Speaking at the opening of its annual conference, the chief executive of NHS Providers, Chris Hopson said: “It is impossible to see how the NHS can deliver the long-term plan, meet the manifesto commitments and cover the costs of Covid-19 on the current NHS funding settlement.
“All three elements of NHS funding – the capital budget; the non-ringfenced wider departmental budget that includes NHS education and training spending; and the core NHS England revenue budget; all need revisiting.
“I recognise the pressures on public expenditure. But we have to avoid what the prime minister calls his ‘have our cake and it’ approach and pretend the NHS can cope with all these pressures on its current budget. It can’t.”
Under Theresa May the NHS was given an unprecedented long-term funding settlement to 2023-24 with £20.5bn extra in real-terms in exchange for commitments, drawn up and agreed with NHS England chief executive Sir Simon Stevens, that would see the NHS integrate care services, and make substantial improvements in cancer care, mental health and maternity services.
Speaking to NHS leaders at their virtual conference today Mr Hopson said the NHS had experience a near decade-long financial squeeze when annual spending increased by just 1.5 per cent in real terms on average compared to the long-term average since 1948 of 3.7 per cent.
He said: “If funding between 2010 and 2018 had grown in line with the long-term average since 1948, the NHS would have had an extra £25bn to spend in 2018. Think what a difference that could have made.”
He said the increase in demand for treatments which have seen growing waiting lists and targets not met was an inevitable consequence.
“The government response was to commit to a welcome, five-year, average 3.4 per cent, real-terms annual increase in the core NHS England budget until 2023-24. Compared to what had gone before, and to other public services, that was a generous settlement.
“But we all argued at the time that it barely kept up with demand. It didn’t allow the NHS to recover performance. And it certainly didn’t pay for the transformation that was needed.
“So although some tried to present that settlement as a bonanza it was, in reality, just a return to long-term trend NHS funding growth.”
He said the costs from coronavirus and the need to recover waiting list backlogs and tackle growing mental health demands meant hospitals and other NHS services would now need more funding.
Mr Hopson said the alternative was for the NHS to deteriorate in the same way as social care which he said was a crisis created by politicians not taking the action needed.
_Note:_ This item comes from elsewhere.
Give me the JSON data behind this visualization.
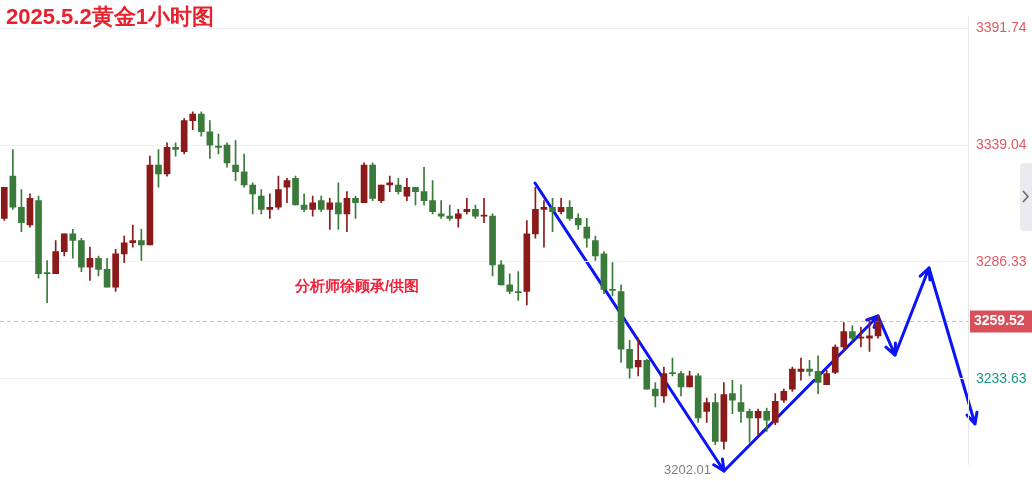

He said: “Covid-19 has clearly shown the unacceptable cost of neglecting our social care system and leaving it in an unsustainable state.
“The government has recently said it cannot commit to a social care plan before the end of the year because it will require a huge amount of political collaboration that will take longer than the next few months.
“But that’s the whole point. We elect our politicians to tackle the difficult issues. For two decades they have failed us deeply, consistently and unacceptably by promising to sort the crisis in social care and then failing to do so.
“Having driven social care into crisis by failing to fund it properly and sustainably, we must avoid driving the NHS into a similar fate. And we must rescue social care from its current state of crisis.
“That is why the government has to get the comprehensive spending review right"
His comments come despite the government injecting billions of extra spending during the pandemic and the Chancellor Rishi Sunak promising the health service would have whatever it needed.